Putting you on the defensive didn't serve much in the way of good training for your food-handling job. You should either have had a few good solid rules explained to you, or some type of certificate or diploma awarded to those who have had training in proper and safe food-handling.
The chili did indeed need to be brought to the boiling point or to simplify, just remember 140º is
a good safe number to maintain safe food quality.
I really don't think you'd want anyone to be sick from eating at your little Hot Dog Snack Bar. I'll bet the food is really good.
Good Luck in your new job. You might want to do a bit of reading to help you learn faster all the safety food rules. It'll help you a lot and save having your feelings hurt as well.
Pam, the general rule of thumb is that foods should be already at a temp of 165 or higher before you put it in the warmers. By bringing it to boil first it will help keep the temp from falling below that. If you stick it in before that it will be unevenly heated and you are taking a lot of risk of making people sick.
Same thing for cold foods. The temp should never go over 38 degrees.
As was mentioned before, you need to follow the complete directions given to you as an employee!
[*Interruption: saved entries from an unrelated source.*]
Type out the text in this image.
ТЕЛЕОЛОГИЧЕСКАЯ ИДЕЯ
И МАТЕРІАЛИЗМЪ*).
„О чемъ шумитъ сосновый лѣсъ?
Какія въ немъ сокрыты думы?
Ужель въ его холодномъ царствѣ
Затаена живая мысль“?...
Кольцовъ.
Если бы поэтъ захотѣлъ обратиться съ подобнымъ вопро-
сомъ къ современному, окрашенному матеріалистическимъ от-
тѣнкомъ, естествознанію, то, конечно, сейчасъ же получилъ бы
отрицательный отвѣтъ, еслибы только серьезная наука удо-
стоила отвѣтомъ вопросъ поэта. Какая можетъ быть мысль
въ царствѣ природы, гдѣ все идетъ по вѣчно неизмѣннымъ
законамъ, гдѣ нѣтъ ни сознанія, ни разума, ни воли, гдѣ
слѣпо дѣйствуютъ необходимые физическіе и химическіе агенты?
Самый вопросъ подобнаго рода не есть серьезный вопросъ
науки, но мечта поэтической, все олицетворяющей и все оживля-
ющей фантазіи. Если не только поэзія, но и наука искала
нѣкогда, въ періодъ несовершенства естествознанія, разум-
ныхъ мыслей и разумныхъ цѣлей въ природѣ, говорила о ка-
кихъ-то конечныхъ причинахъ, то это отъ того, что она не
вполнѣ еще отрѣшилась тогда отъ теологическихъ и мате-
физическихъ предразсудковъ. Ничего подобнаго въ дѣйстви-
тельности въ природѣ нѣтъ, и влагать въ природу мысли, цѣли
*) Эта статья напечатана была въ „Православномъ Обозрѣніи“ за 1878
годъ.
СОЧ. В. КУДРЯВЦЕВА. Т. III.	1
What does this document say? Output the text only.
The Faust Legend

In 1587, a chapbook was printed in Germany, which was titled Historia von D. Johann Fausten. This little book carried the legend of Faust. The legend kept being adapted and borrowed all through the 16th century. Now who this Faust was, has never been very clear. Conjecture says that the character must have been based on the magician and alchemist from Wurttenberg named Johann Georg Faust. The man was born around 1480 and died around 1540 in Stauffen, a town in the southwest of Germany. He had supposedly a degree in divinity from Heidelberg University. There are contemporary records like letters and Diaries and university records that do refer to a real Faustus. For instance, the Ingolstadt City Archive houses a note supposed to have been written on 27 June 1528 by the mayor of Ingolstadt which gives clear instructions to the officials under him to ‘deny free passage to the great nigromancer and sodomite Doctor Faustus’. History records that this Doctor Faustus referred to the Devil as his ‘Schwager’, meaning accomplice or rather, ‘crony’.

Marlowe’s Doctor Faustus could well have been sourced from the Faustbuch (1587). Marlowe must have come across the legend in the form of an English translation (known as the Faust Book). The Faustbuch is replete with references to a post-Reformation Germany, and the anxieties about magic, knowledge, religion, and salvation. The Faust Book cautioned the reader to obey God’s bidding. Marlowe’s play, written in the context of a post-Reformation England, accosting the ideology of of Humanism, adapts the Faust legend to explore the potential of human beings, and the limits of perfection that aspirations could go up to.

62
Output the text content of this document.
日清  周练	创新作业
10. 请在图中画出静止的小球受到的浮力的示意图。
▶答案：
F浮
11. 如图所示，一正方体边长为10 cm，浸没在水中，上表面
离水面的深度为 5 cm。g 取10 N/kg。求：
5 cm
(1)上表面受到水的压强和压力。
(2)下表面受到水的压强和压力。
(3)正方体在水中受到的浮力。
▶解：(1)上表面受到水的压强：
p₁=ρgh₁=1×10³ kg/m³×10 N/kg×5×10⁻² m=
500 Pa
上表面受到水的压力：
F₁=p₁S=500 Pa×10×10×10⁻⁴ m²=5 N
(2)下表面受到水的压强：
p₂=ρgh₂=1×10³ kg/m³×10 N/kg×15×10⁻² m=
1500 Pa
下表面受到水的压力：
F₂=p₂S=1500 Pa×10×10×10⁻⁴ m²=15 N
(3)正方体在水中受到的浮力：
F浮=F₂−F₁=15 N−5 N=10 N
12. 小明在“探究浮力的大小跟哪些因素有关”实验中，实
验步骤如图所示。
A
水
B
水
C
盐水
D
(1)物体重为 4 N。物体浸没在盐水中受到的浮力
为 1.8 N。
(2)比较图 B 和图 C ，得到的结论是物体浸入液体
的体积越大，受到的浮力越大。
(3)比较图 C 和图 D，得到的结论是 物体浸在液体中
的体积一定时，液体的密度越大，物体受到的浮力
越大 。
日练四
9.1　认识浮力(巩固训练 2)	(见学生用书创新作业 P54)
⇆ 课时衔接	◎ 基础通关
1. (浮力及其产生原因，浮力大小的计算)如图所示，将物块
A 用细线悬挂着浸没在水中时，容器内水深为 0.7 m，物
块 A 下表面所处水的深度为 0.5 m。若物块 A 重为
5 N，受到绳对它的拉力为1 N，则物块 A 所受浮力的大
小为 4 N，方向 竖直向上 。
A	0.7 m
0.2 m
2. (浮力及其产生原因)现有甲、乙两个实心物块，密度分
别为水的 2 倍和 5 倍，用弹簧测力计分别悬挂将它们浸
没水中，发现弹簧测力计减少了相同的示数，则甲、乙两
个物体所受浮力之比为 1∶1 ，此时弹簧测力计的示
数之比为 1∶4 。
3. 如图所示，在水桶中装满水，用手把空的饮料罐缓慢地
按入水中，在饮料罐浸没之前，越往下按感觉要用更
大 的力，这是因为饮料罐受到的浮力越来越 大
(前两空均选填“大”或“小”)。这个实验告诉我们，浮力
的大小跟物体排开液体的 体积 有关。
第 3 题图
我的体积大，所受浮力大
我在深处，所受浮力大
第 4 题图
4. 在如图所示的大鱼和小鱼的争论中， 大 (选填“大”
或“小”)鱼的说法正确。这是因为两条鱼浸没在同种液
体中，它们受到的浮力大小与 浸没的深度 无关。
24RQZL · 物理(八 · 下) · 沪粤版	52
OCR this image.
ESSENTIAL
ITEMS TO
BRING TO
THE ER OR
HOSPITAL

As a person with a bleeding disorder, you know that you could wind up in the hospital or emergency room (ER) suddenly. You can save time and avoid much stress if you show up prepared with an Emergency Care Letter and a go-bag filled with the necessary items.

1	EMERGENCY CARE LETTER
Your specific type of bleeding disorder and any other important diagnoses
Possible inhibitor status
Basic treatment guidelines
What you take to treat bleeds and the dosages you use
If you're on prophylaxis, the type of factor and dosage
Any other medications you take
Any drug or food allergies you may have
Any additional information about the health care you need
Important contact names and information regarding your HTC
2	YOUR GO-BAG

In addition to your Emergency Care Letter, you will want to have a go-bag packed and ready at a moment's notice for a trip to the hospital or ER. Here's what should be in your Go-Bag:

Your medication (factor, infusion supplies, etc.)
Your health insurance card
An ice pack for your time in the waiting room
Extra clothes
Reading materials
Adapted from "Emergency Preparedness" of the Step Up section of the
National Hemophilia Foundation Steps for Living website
There are always reasons for an employers rules whether employees like or understand the rules or not.
You should ask fellow workers and boss(s) the reasons for everything so you understand things better or perhaps you should call your local Health Department and go to a class and get certification. No one in my state is even allowed to work at 'any' job that requires food handling without taking that class and passing a written exam and receive a certification certificate. I had to do this for a Christmas job a few years ago as a grocery cashier even!
Do you realize that people can and do die from improperly handled and improperly prepared food?
Food needs to be kept at certain temperatures to avoid bacteria, etc. I don't know how long it takes to heat up your food on the steam table. However, to be safe it should be done quickly. It's possible the other person is concerned with food spoilage. I would heat it up on the stove, and then move it to the holding area, and keep it hot. The longer the food takes to heat up, the greater the risk of something going wrong.